Going deep: Farrell, asked if the team's home-run surge (18, second-best in baseball going into the game) was due to hitters getting the green light or some other factor, quipped, "We don't have a home-run sign. They're going up to put their best swing, their 'A' swing, on pitches they have in the strike zone, and some have traveled out of the ballpark."
Nothing more than caution: The Red Sox have been cautious with pitcher Craig Breslow in the wake of his increased workload last season. Although he still has not made an appearance, Farrell said he is in good position.

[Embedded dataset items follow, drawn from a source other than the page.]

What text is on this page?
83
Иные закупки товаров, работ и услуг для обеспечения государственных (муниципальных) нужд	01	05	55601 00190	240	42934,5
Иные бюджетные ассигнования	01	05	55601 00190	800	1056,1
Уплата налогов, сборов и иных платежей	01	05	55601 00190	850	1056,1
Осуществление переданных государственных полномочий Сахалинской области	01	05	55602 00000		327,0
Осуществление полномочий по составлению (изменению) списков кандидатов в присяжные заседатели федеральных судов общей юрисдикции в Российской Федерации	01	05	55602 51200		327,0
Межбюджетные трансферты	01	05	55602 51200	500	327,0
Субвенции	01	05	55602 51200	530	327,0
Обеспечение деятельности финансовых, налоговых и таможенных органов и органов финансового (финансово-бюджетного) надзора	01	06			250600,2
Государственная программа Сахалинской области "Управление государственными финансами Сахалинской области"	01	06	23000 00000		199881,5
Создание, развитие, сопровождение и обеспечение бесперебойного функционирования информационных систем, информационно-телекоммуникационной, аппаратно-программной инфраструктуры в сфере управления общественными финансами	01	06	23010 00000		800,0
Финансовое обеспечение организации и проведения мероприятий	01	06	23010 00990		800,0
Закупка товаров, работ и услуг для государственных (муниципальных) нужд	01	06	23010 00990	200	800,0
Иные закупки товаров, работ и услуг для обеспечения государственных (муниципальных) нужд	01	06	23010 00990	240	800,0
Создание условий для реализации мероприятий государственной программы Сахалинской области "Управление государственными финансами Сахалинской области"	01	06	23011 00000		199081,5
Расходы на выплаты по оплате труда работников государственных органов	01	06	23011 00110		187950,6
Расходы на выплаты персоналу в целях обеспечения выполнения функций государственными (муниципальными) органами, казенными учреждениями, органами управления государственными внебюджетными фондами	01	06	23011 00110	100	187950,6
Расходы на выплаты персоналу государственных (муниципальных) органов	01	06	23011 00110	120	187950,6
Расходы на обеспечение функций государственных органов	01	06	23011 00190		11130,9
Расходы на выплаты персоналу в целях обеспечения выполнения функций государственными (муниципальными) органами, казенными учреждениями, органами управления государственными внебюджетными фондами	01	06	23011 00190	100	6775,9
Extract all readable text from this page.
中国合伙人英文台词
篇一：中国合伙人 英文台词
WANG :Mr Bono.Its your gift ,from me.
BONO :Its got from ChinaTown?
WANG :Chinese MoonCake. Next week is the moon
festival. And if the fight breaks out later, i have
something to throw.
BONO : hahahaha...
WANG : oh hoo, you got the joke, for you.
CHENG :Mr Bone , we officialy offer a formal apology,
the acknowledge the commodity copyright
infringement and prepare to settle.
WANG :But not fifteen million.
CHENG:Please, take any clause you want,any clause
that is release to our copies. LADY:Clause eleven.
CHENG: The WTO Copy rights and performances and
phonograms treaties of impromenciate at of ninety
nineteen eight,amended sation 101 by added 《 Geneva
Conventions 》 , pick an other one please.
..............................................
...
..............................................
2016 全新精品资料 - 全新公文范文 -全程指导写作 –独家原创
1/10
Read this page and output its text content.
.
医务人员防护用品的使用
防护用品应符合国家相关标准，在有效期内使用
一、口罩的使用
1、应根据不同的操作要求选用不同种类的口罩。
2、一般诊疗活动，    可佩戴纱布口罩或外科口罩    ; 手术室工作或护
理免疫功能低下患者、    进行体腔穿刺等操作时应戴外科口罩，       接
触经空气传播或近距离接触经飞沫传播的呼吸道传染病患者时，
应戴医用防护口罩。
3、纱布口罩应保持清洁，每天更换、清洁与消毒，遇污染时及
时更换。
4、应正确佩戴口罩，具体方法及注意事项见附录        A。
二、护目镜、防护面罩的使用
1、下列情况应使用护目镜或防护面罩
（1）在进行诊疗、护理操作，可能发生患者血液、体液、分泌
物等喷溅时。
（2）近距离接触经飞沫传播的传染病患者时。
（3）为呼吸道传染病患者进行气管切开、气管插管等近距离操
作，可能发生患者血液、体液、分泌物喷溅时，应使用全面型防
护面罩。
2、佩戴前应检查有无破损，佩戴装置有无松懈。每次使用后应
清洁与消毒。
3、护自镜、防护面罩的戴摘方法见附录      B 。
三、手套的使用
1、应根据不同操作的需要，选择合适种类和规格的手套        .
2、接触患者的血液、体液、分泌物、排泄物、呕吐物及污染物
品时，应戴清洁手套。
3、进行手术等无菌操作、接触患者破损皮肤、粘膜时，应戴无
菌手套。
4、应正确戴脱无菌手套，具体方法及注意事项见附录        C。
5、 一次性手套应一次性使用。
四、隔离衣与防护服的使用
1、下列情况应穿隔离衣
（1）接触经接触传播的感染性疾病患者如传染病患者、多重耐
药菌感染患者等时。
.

"He had a very good bullpen yesterday," Farrell said. "We're anticipating he'll see hitters by the second half of this week and soon to be in a game."
Breslow didn't pitch in spring training last year due to shoulder inflammation, but had a 1.81 ERA in 61 appearances.
JBJ report:Jackie Bradley Jr. was given the night off as Grady Sizemore started in center field. Bradley is hitting . 167 in 30 at-bats, with a double, triple and four RBI.
Sizemore played eight innings and went 1-for-4. Farrell said he had no issues with his knees, "got down the line with good energy" and took "another positive step."
Farrell said the goal ultimately is to spend less time worrying about his physical well-being and more about evaluating his skills, but they're not there yet.
"I don't know that we completely separate the two at this point, given what he's come through," he said. "I think each day he walks onto the field, he's answering the physical side of it. Given all he's come through, we have to continue to monitor that as we go forward-much like we would monitor any other physical issue with another guy."
X file:Xander Bogaerts was 0-for-3 with a strikeout and is now hitting .130 in 23 at-bats, but Farrell believes he's headed for a big year.
"The beauty of it is he hasn't taken anything for granted," Farrell said. "Just by reading his comments, he's hopeful to make the team. Well, damn, so am I. But you know what? The work he's done with Butter [infield coach Brian Butterfield] ... we feel very comfortable with him at shortstop. He has a chance to be an outstanding one."